Elder Vol.3…

Clap de fin sur la trilogie Elder de John Harvey avec D’ombre et de lumière, roman qui ouvre autant la série qu’il ne la clôt…

Dès les premières pages du roman, on entre, une fois n’est pas coutume avec l’auteur anglais, dans le vif du sujet. Elder, toujours retiré en Cornouailles, reçoit un appel de Joanne, son ex-femme. Elle le sollicite afin qu’il contacte Jennie Preston, une de ses connaissances, dont la soeur a disparu depuis plusieurs jours sans laisser le moindre signe. Elder se rend donc à Nottingham et rencontre donc la jeune femme en question. Séduisante, affable, moderne et gaie, cette dernière ne cache cependant pas son inquiétude: Claire Meecham, sa soeur, la cinquantaine bien entamée, vivait seule après le décès de son mari et le départ du nid familial de ses enfants. Une petite vie étriquée, monotone et un caractère coincé ne peuvent que laisser à penser qu’il lui est arrivé malheur.
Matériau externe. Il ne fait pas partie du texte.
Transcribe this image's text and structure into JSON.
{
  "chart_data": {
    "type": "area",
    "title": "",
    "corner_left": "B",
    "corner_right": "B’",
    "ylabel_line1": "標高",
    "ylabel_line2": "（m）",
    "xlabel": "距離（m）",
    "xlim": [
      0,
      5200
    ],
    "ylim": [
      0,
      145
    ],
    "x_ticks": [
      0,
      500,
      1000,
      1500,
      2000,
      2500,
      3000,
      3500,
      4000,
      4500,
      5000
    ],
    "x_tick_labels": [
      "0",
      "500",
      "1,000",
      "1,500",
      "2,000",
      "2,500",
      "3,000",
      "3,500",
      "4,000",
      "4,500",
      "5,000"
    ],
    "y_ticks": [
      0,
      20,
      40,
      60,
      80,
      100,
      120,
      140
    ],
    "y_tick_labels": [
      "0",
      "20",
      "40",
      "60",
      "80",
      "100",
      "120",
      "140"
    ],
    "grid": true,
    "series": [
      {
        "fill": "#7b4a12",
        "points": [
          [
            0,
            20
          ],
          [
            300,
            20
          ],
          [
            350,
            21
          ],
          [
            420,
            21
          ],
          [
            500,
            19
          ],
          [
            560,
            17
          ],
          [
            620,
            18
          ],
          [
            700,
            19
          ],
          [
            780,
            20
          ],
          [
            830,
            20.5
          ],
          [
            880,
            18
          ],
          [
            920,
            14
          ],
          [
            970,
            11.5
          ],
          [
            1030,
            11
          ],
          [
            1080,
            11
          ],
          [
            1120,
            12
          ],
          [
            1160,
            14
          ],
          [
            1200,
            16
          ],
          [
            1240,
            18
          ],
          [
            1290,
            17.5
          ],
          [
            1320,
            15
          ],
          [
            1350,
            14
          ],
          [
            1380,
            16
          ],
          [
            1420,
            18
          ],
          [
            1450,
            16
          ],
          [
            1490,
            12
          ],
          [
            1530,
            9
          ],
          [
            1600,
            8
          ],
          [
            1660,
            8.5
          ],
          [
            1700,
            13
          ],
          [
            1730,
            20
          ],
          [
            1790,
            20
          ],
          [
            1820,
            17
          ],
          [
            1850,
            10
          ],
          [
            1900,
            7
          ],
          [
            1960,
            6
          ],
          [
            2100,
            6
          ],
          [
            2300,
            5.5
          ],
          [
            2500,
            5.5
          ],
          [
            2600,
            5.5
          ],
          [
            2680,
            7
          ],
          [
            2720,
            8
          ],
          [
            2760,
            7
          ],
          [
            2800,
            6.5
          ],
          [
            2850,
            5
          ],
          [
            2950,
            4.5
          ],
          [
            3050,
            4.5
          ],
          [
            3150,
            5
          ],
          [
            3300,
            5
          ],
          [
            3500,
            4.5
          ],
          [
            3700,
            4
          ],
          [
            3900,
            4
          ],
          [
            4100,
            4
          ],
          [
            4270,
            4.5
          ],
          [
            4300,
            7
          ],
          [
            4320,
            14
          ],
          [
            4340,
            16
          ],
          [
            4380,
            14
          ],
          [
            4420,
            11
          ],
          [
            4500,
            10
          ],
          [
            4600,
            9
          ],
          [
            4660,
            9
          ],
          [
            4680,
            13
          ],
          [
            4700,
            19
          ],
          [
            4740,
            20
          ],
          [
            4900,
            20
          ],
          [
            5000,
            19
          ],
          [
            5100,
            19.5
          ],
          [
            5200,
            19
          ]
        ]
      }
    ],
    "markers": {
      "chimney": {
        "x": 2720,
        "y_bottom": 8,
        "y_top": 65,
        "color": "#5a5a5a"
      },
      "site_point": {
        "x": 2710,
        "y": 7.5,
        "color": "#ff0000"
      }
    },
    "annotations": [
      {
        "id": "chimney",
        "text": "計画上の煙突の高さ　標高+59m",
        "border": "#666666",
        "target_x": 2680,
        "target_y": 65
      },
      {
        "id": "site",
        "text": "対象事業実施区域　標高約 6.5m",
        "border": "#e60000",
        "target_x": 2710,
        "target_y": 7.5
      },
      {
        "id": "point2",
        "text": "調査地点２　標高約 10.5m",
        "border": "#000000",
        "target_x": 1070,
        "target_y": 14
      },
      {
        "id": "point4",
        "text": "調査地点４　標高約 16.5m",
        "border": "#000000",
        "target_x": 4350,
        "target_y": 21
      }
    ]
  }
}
Toujours aussi tenace malgré son caractère placide, Elder va commencer à reconstituer le cours des événements, à chercher, fouiller, gratter ce qui semble constituer les fondations de la vie de la « disparue ». Il dispose, pour ce faire, d’un calendrier sur lequel revient souvent le mot « bibliothèque ». C’est là qu’il va decouvrir que Claire s’adonnait, à l’abri des regards indiscrets, aux rencontres sur Internet par l’intermédiaire de sites spécialisés en la matière… Une information qui, évidemment, sidère famille et rares connaissances tant rien dans son caractère profond ne pouvait laisser penser cela.

Mais, à la surprise va succéder la douleur: Jennie découvre que sa soeur a réintégré son foyer mais les pieds devant, si on ose dire. En pleurs, elle appelle Elder qui, respectueux de la loi, prévient lui-même la police en la personne de Maureen Prior, son ancienne collègue.

Claire gît sur son lit, apprêtée, dans une position qui va alors ramener Elder et Maureen huit ans en arrière. Toute cette mise en scène rappelle le cas Irene Fowler qu’à l’époque les policiers n’avaient pu résoudre. Un « cold case » pour paraphraser le titre d’une série à succès.

Elder n’étant plus membre des forces de l’ordre, on l’engage donc pour rouvrir l’enquête Fowler; la police de Nottingham ayant pour mission de concentrer ses efforts sur la morte récente…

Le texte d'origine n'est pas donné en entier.